Is tropical, live al Magnolia – recensione

Is tropical, live al Magnolia – recensione

La band di indietronica che più adora esibirsi dal vivo e che proprio non ce la fa a restare ferma un secondo, è finalmente tornata sui palchi dei numerosissimi club internazionali, pronti ad accogliere il sound dei brani del loro quarto e nuovissimo album: Black Anything. Si tratta, ovviamente, degli inarrestabili e giovanissimi Is tropical, che un anno sì, e l’altro pure passano nel Bel Paese per una serie di concerti freschi e frizzanti, all’insegna di spensieratezza e amori estivi indimenticabili.

Cosa ci può dire una band che solo pochi mesi fa ci era passata a trovare per un tour estivo toccata e fuga? Beh, che il nuovo album composto da quattro parti, iniziato lo scorso anno, è ora bello e pronto. Pronto a distruggere le speranze dei fan di vecchia data del gruppo londinese, quelli appassionati del loro sound grezzo e tagliente, quelli che li apprezzavano ancor prima che nella band entrasse l’ammaliante Kirstie Fleck. La seducente cantante, con il suo ingresso nel gruppo, non ne ha semplicemente stravolto l’aspetto, ma ne ha anche modificato drasticamente il sound. Se nel terzo disco del gruppo questa sua presenza era secondaria, nell’ultimo lavoro degli Is Tropical la giovanissima cantante heroine-chic la fa da padrona, mettendo in un angolo la voce di Simon Milner, così tanto adorata dagli affezionati fan. Lo scorso anno la prepotente intrusione di Kirstie nel gruppo non ci aveva infastidito più di tanto, del resto erano davvero poche le canzoni in cui il suo ruolo era importante. Ma nell’ultimo album la sua presenza non è solo pressante, ma assolutamente decisiva. Ogni pezzo vede lei come protagonista e molto spesso Simon non ha voce in capitolo.

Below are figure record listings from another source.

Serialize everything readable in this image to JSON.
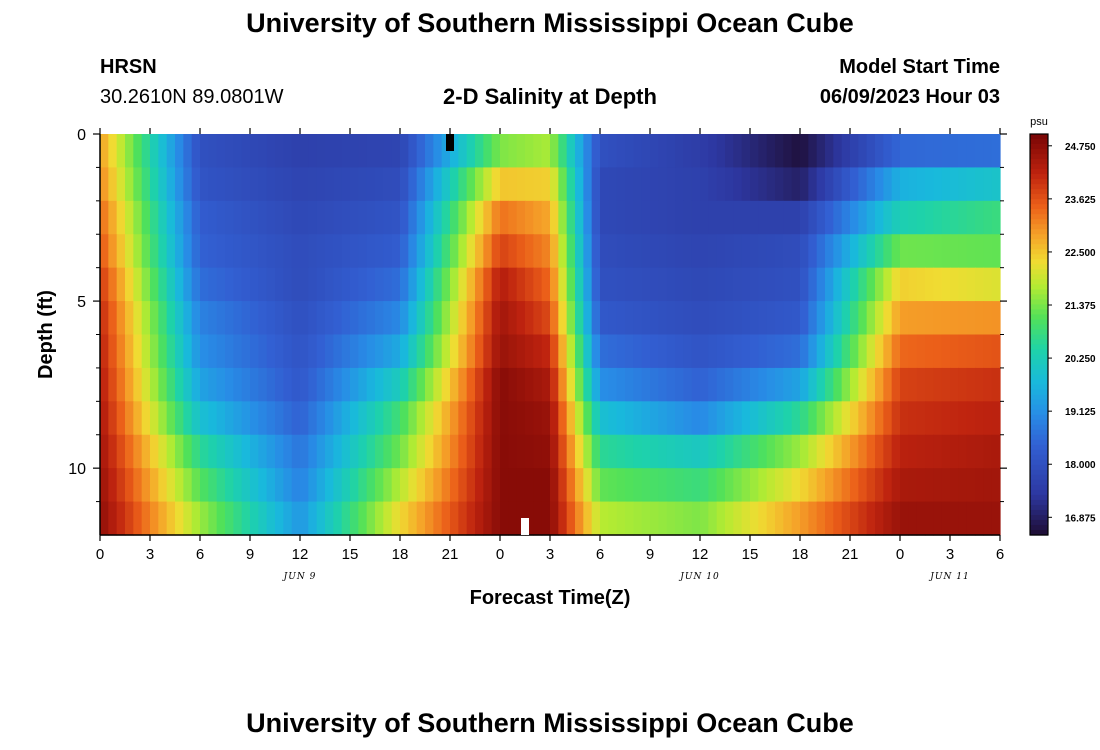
{
  "page": {
    "title": "University of Southern Mississippi Ocean Cube",
    "station_code": "HRSN",
    "station_coords": "30.2610N  89.0801W",
    "chart_title": "2-D Salinity at Depth",
    "model_start_label": "Model Start Time",
    "model_start_value": "06/09/2023 Hour 03",
    "bottom_title": "University of Southern Mississippi Ocean Cube"
  },
  "chart_data": {
    "type": "heatmap",
    "title": "2-D Salinity at Depth",
    "xlabel": "Forecast Time(Z)",
    "ylabel": "Depth (ft)",
    "x_tick_labels": [
      "0",
      "3",
      "6",
      "9",
      "12",
      "15",
      "18",
      "21",
      "0",
      "3",
      "6",
      "9",
      "12",
      "15",
      "18",
      "21",
      "0",
      "3",
      "6"
    ],
    "date_labels": [
      "JUN 9",
      "JUN 10",
      "JUN 11"
    ],
    "y_tick_labels": [
      "0",
      "5",
      "10"
    ],
    "ylim": [
      0,
      12
    ],
    "x_range_hours": [
      0,
      54
    ],
    "colorbar": {
      "unit": "psu",
      "ticks": [
        "24.750",
        "23.625",
        "22.500",
        "21.375",
        "20.250",
        "19.125",
        "18.000",
        "16.875"
      ],
      "range": [
        16.5,
        25.0
      ]
    },
    "depth_levels_ft": [
      0.5,
      1.5,
      2.5,
      3.5,
      4.5,
      5.5,
      6.5,
      7.5,
      8.5,
      9.5,
      10.5,
      11.5
    ],
    "time_hours": [
      0,
      6,
      12,
      18,
      24,
      27,
      30,
      36,
      42,
      48,
      54
    ],
    "salinity_psu": [
      [
        22.9,
        18.0,
        17.6,
        17.7,
        21.4,
        21.7,
        18.0,
        17.5,
        16.6,
        18.5,
        18.6
      ],
      [
        23.1,
        18.1,
        17.7,
        17.9,
        22.5,
        22.4,
        17.8,
        17.6,
        16.9,
        19.6,
        20.0
      ],
      [
        23.4,
        18.3,
        17.8,
        18.1,
        23.3,
        22.8,
        17.8,
        17.6,
        17.6,
        20.3,
        20.8
      ],
      [
        23.6,
        18.4,
        17.9,
        18.3,
        23.8,
        23.1,
        17.9,
        17.7,
        17.9,
        21.3,
        21.2
      ],
      [
        23.9,
        18.6,
        17.9,
        18.6,
        24.3,
        23.4,
        18.0,
        17.8,
        18.0,
        22.4,
        22.1
      ],
      [
        24.1,
        18.9,
        18.0,
        19.0,
        24.5,
        23.7,
        18.2,
        17.9,
        18.2,
        22.9,
        23.0
      ],
      [
        24.2,
        19.1,
        18.1,
        19.5,
        24.6,
        24.1,
        18.6,
        18.1,
        18.6,
        23.4,
        23.6
      ],
      [
        24.3,
        19.4,
        18.2,
        20.2,
        24.8,
        24.4,
        19.1,
        18.4,
        19.4,
        23.8,
        24.0
      ],
      [
        24.4,
        19.9,
        18.4,
        20.9,
        24.8,
        24.6,
        19.9,
        19.0,
        20.6,
        24.0,
        24.2
      ],
      [
        24.5,
        20.6,
        18.7,
        21.3,
        24.8,
        24.7,
        20.6,
        20.1,
        21.6,
        24.2,
        24.4
      ],
      [
        24.6,
        21.1,
        18.9,
        21.8,
        24.8,
        24.8,
        21.2,
        20.8,
        22.3,
        24.4,
        24.5
      ],
      [
        24.7,
        21.6,
        19.2,
        22.3,
        24.8,
        24.8,
        21.8,
        21.4,
        22.9,
        24.6,
        24.6
      ]
    ]
  }
}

Sorvolando sulla questione Kirstie sì, Kirstie no, assistere a un concerto degli Is Tropical è sempre un piacere. Il loro sound, unico e inconfondibile, è una ventata di aria fresca e positiva, tutto da ballare e assorbire con ogni fibra del proprio corpo.

Il concerto ha inizio nella nebbia, una nebbia così fitta da far pensare a una Milano d’altri tempi. Le luci sono fortissime e intensissime, con colori sgargianti tra il verde e il viola. E’ impossibile vedere qualcosa attraverso questa coltre, ma vedere non è necessario, basta ascoltare. Attraverso la nebbia le sagome semi riconoscibili prendono vita grazie al sound ineguagliabile della band londinese, che pervade il Magnolia oramai impaziente. Pochissimi sono i brani più datati suonati dalla band, per lo più si è al cospetto di un Kirstie show dove Cruis Control e Lights on e altri brani del nuovo album ci trasportano con lentezza all’apice della serata: è il momento di Dancing Anymore, la canzone che tutti stavano aspettando.

Il pubblico si rianima dall’incantesimo della seducente voce di Kirstie e inizia a ballare come se il mondo dovesse finire domani, e questa grinta ritrovata ci accompagna fino all’encore, composto, fortunatamente, da due pezzi datati: Lover’s Cave e l’ultimo pezzo della serata, Seasick Mutiny; durante il quale la giovane cantante della band, non avendo di meglio da fare, offre al pubblico un secondo giretto tra la folla, per la gioia dei maschietti presenti fra le prime file e l’angoscia dei bodyguards, incapaci di contenere gli ormoni maschili del pubblico in delirio.

Un concerto che ha lasciato solo un leggero retrogusto amarognolo agli afescionados della band, che ha comunque pagato il suo debito verso il pubblico, facendolo divertire, come da manuale, anche se non proprio come una volta.